Sendal Pink ke 99

7 0 0
                                    


"Nih, Anya ganti cokelat Honey yang kemarin," ujar Anya sebelum kami masuk gerbang sekolah.

Aku berpaling ke arahnya. Menatapnya lekat-lekat. Yang ditatap hanya melenggak-lenggok salting nggak karuan.

"Honey jangan natap Anya kayak gitu dong," katanya gerah.

"Apa maksud loe ngasih cokelat?"

"Anya..., Anya merasa bersalah aja," katanya.

"Baru nyadar loe banyak salah sama gue, hah?" tanyaku menyudutkannya.

"Hehehehe, Anya banyak salah ya sama Honey?"

"Ditanya malah balik tanya," kataku geram. "Gue nggak mau cokelat beginian. Cokelat gue yang kemarin itu ma.....hal!"

"Anya udah nyari kemana-mana, tapi nggak dapet-dapet cokelat kayak punya Honey kemarin," ujarnya memelas sambil menggaruk-garuk rambutnya yang dipangkas gaya Harajuku.

"Emangnya loe nyari dimana aja, hah?" tanyaku curiga.

"Hehehehe...., cuma ke warung depan kompleks sih," katanya.

Aku memasang muka cemberut ke arahnya dan berjalan meninggalkan Anya yang tetap masih memasang muka cengengesan.

Tak lama kemudian Anya berhasil menyusulku. Aku berhenti, Anya sontak ikut-ikutan berhenti.

"Ada apa, Honey?"

"Honey, Honey. Honey loe peyang! Tuh sandal tidur loe mau dipake sampai kapan?" tanyaku.

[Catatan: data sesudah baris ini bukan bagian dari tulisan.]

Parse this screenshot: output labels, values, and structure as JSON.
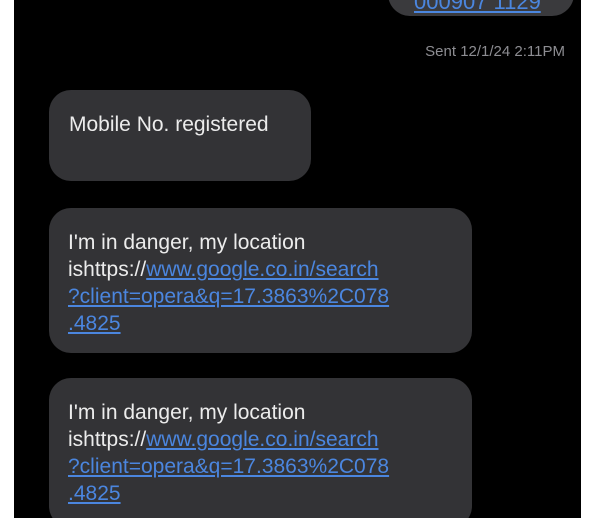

Anya melihat ke kakinya. "Oh iya, Anya sampai lupa pake sepatu," katanya sambil menepuk jidatnya. "Untung Honey ingetin Anya, kalo nggak bisa-bisa Anya harus beli nih sandal untuk yang ke 100 kalinya," katanya senang.

Aku cuma geleng-geleng kepala. Aku menunggu Anya melepaskan sandal berboneka beruang pink kesayangannya itu. Aku heran, sandal model kayak gitu disayang-sayang. Dari tidur sampai ke sekolah aja dipake terus. Emang ini udah yang ke 99 kalinya Anya kena razia sandal. Dan itu artinya, udah yang ke 99 kalinya juga Anya harus bolak-balik ke toko pernak-pernik "Pink" di mol yang jaraknya lumayan jauh dari rumah kami. Dan hal itu juga berarti udah yang ke 99 kalinya juga, aku bolak-balik ke toko itu buat nemenin Anya beli benda nggak penting kayak begituan.

Awalnya sih wajar, tapi kalo dipikir-pikir, wajar nggak sih, cowok pake pernak-pernik pinky kayak begitu?

Anya mengambil sepatu dari dalam tasnya.

"Cepetan!" kataku.

"Iya, iya sabar," katanya sambil memasang kaos pink di kakinya, dan kemudian buru-buru memakai sepatu yang 'nyaris' berwarna pink. Kalo sekolah nggak menetapkan semua murid harus memakai sepatu putih, aku yakin dia pasti bakalan memakai sepatu berwarna pink juga. Yah, walaupun begitu, tetap aja Anya mengganti tali yang seharusnya berwarna putih dengan tali sepatu yang berwarna pink.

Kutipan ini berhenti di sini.